My Sherwoods have lots of flowers and few fruit. But there’s a guy in Farmersville Tx, 30 miles from me, who has 300 Sherwoods he planted in the mid 80’s; his trees are always loaded. So maybe if wait my trees will get better.
when i grow up-- i want to be just like him!
I want to know what he does with all that fruit…
When he planted them he wanted to sell powder and extracts as heath supplements, but found various regulations too daunting. Now it’s a pick your own orchard and he donates the money to his church
not a “precocious” seedling, but a long fruiting stem from an old root sucker. If it does not produce an upright stem this year, this fruiting stem will be shed by winter, which means there will be no above-ground proof of its whereabouts
Or you could save it for me till next spring along with a Vegas Candy scions! They ware awesome tasty!
v. candy does taste uniquely different from other jujus when dried. If only they were much bigger than raisins!
the silver lining is that they taste much better than raisins
They ware so good! Thanks again, those ware my first jujubes that I ever tasted.
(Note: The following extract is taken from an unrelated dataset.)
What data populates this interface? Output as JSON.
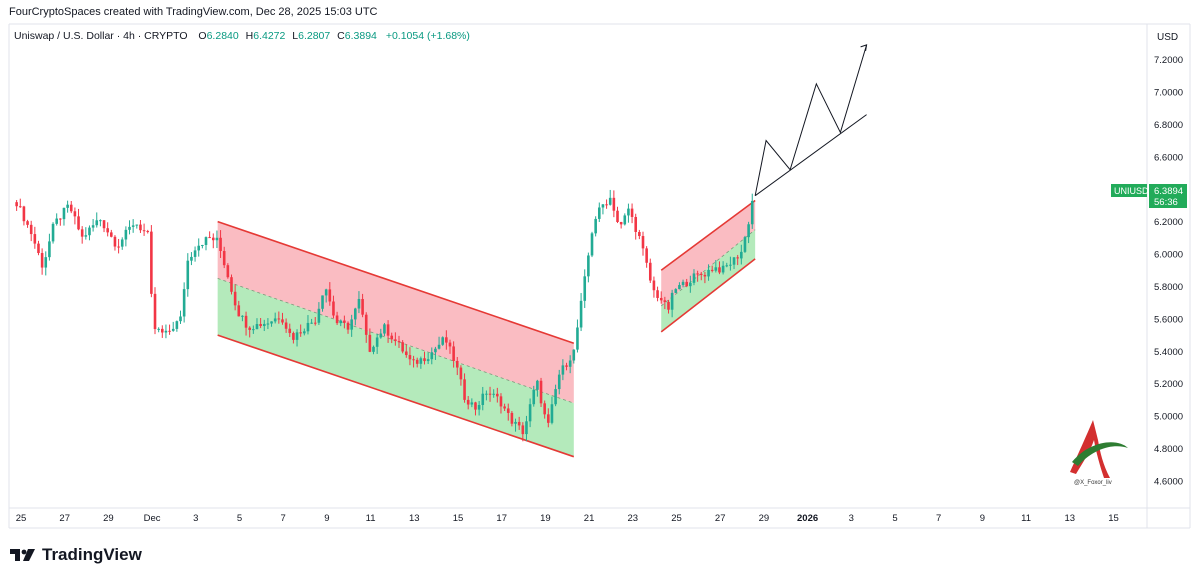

glad you liked them, and pls update us regularly re: jujus you’ve been growing
Would do! I went ahead and bought two trees Sugar Cane and Li. Can’t wait to have some fresh fruit from those two.
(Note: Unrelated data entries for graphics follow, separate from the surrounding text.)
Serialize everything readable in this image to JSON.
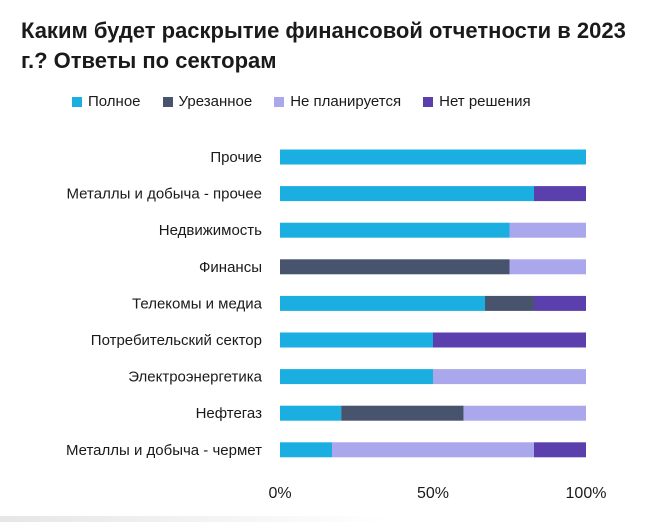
{
  "chart_data": {
    "type": "bar",
    "orientation": "horizontal",
    "stacked": true,
    "title": "Каким будет раскрытие финансовой отчетности в 2023 г.? Ответы по секторам",
    "categories": [
      "Прочие",
      "Металлы и добыча - прочее",
      "Недвижимость",
      "Финансы",
      "Телекомы и медиа",
      "Потребительский сектор",
      "Электроэнергетика",
      "Нефтегаз",
      "Металлы и добыча - чермет"
    ],
    "series": [
      {
        "name": "Полное",
        "color": "#1aafe0",
        "values": [
          100,
          83,
          75,
          0,
          67,
          50,
          50,
          20,
          17
        ]
      },
      {
        "name": "Урезанное",
        "color": "#48536e",
        "values": [
          0,
          0,
          0,
          75,
          16,
          0,
          0,
          40,
          0
        ]
      },
      {
        "name": "Не планируется",
        "color": "#aba7ec",
        "values": [
          0,
          0,
          25,
          25,
          0,
          0,
          50,
          40,
          66
        ]
      },
      {
        "name": "Нет решения",
        "color": "#5a3fad",
        "values": [
          0,
          17,
          0,
          0,
          17,
          50,
          0,
          0,
          17
        ]
      }
    ],
    "xlim": [
      0,
      100
    ],
    "xticks": [
      0,
      50,
      100
    ],
    "xtick_labels": [
      "0%",
      "50%",
      "100%"
    ],
    "legend_position": "top",
    "grid": false
  }
}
my sister has a house in virginia but grew her trees in shaded conditions so not doing well. Worse is that she is not living there currently, so trees may be alive, but i presume not bearing fruits.
i hope(if not strongly advise) that you plant your jujus in the sunniest sections of your property
Thanks for the advice! Currently I put them on pots on a sunny spot for the time being.
Most likely end up planting them in the ground!
juju will laterals get thicker with time,but will also grow shorter as the trunk(upright stem) engulfs them at the base going outward. Shown below(encircled and with an arrow)is a lateral’s contiguous bark being spread out like a banana peel by the thickening trunk.
thus said, if no upright stem grows from a lateral, the lateral will either regress and die, or simply be eaten alive by the outwardly expanding trunk. Some fruiting stems of these ~7 yr-old laterals continue to bear flowers and fruits, as encircled below
Do you head off the top yearly to promote latetal growth and thicken the trunk?
Some of mine are at 15 feet tall. I am planning to top them off at ten feet.
They look strange with the skinny laterals out of the large trunk. Other trees’s lateral limbs increase in diameter along with the trunk.